PVC: Polyvinyl chloride is the material used to create most vinyl siding.

Rake: The edge of a sloped roof forming the overhang beyond the wall of a gable roof or other sloped roof.

Soffit: The underside of elements of a building, such as overhangs, staircases and beams. Also referes to the material used to enclose the horizontal underside of an eave, cornice, or overhang. Some soffit panels may also be used as vertical siding.

Square: Unit of measure for siding equal to 100 square feet (or a 10-foot by 10-foot wall section).

Square Feet: (also known as: Exterior Square Feet) Exterior Square Feet is a term used to denote the total amount of siding material needed for a particular siding job including material waste.

Starter Strip: Baseline accessory which secures the first course of siding to the wall. Used with horizontal and vertical siding.

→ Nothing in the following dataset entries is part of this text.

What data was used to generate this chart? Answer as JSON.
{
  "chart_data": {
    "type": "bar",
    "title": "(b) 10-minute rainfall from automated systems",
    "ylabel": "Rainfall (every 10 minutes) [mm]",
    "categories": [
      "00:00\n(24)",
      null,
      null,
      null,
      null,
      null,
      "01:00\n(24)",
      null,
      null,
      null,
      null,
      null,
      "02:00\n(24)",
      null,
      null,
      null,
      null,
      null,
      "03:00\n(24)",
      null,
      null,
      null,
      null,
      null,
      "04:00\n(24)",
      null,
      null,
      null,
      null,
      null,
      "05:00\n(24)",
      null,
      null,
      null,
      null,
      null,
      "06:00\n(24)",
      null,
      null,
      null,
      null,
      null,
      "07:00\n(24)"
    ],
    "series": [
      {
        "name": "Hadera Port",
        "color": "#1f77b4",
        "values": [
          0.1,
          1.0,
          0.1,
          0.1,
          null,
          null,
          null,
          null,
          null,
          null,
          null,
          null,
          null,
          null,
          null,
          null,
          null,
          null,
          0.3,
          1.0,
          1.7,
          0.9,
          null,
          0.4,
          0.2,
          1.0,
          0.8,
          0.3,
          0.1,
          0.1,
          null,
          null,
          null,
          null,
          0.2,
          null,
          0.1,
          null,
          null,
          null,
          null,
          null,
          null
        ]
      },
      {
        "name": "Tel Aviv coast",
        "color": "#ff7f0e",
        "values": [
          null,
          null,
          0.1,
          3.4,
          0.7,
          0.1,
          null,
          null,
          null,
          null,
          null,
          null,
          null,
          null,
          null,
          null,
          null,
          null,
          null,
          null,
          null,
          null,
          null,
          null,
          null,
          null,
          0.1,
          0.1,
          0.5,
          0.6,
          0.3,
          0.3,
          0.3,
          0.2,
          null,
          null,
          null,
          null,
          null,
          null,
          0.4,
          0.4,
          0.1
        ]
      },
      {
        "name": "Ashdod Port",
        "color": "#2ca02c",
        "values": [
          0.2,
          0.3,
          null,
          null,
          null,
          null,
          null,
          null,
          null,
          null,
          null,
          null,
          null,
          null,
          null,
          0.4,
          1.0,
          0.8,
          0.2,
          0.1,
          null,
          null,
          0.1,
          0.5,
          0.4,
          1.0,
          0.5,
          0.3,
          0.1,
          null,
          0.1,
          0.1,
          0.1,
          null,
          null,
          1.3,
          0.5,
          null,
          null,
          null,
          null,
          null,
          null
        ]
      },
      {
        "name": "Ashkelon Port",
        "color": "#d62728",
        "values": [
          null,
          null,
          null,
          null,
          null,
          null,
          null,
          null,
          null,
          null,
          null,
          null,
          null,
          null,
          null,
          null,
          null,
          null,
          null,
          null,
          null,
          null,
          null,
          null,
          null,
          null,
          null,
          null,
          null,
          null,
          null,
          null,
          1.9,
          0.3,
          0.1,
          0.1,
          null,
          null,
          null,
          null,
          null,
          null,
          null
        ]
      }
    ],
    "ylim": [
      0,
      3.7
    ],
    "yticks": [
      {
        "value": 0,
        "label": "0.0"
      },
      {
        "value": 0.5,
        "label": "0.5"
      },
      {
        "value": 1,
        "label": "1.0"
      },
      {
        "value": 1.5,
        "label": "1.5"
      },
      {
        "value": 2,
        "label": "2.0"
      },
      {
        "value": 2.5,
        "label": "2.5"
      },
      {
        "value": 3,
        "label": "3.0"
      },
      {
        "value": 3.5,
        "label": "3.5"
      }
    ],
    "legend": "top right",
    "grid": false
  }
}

Tounge and Groove (T&G): Tongue and groove, a connection system between components, like wood, in which the tab or tongue of one board is placed into the grove at the end of another board

Wall Cladding : Another term for siding

Wall Sheathing: Sheets of plywood or wood planking used to cover the wall framework of the house. This is the material that the siding is nailed to.

Weep Holes: A small hole in the bottom butt edge of the vinyl siding panel, or other accessories, allowing condensation to escape.

Windload Pressure: Is a measurement of how well a panel might perform in high wind areas

Window Head Flashing: Possible alternative to J-channel to receive siding over doors and windows and as a base flashing on vertical siding installations.

So now you will understand some of the terms I use in later posts. Over time I will also drop in pictures and diagrams of the above components.